Patch 13.40 was, notably, the one that introduced long-awaited cars to the game. With this context, its delay seems to me much more purposeful and intriguing than the inevitable development problems that plague Fortnite updates. Apple’s lawyers don’t see it this way, of course, with one pointing out that this move compromises the “safety” from malware and malicious code that Apple promises its customers and that its App Store policies are meant to protect.
Apple’s lawyers also took a different view of Fortnite’s playerbase, claiming Epic is holding Apple customers “hostage,” a read I don’t disagree with. However, Apple’s lawyers did admit that removing access to Unreal could potentially harm developers, which Judge Gonzalez Rogers said was an “overreach” of Apple’s powers. Apple’s lawyers defended the decision, as they have in their legal filings, by noting that Unreal developer accounts are related to Epic’s, and that in the past Apple has removed accounts connected to those that break the rules. One of Apple’s lawyers pointed out that Tim Sweeney has been clear about his desire to fight Apple and that Apple hadn’t “picked” nor “wanted” this current fight, portraying the company as simply following its own clearly-established rules. This is certainly true—everyone involved in this mess knew what they’d agreed to and knew what would happen if they stopped agreeing, as they now have.

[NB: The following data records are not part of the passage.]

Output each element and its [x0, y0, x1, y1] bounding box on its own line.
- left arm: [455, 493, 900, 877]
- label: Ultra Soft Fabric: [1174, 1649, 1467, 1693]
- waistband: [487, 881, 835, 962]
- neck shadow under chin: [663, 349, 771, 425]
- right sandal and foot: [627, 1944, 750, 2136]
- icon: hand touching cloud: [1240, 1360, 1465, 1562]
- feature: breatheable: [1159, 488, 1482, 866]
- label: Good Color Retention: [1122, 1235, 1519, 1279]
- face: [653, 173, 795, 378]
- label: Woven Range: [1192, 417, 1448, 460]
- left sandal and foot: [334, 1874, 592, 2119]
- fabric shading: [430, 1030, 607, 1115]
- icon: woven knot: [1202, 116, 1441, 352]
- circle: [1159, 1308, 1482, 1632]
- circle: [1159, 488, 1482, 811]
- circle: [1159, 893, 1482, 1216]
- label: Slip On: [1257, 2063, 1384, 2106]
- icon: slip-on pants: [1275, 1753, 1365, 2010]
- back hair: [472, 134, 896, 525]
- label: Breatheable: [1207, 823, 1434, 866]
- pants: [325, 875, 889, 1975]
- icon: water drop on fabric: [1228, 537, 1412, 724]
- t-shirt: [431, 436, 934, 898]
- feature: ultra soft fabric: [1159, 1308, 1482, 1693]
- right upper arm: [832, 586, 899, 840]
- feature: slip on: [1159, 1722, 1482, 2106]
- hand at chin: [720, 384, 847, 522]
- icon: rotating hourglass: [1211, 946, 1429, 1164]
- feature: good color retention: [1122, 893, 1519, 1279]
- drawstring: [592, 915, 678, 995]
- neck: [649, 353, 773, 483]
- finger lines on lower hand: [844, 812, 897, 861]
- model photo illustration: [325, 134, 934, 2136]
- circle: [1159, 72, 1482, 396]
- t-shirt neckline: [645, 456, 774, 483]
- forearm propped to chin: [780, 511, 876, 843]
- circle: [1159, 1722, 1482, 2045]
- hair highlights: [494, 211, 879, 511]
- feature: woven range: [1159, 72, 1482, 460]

But while the specifics matter the most to Fortnite players, as they’ll play a large part in whether or not Fortnite can come back to the App Store before the new season, they’re not the battle either side is ultimately fighting. All parties in today’s hearing acknowledged that the question at the heart of this case—whether Apple is engaging in anti-trust practices by forcing games and other apps on its platform to go through the App Store and use Apple’s payment methods—is a complicated one that won’t be solved by court proceedings about who broke what rules and who gets penalized. “This is not something that is a slam dunk for Apple or for Epic,” Judge Gonzalez Rogers said of the eventual case. In the meantime, we’re still waiting to see what the judge will rule.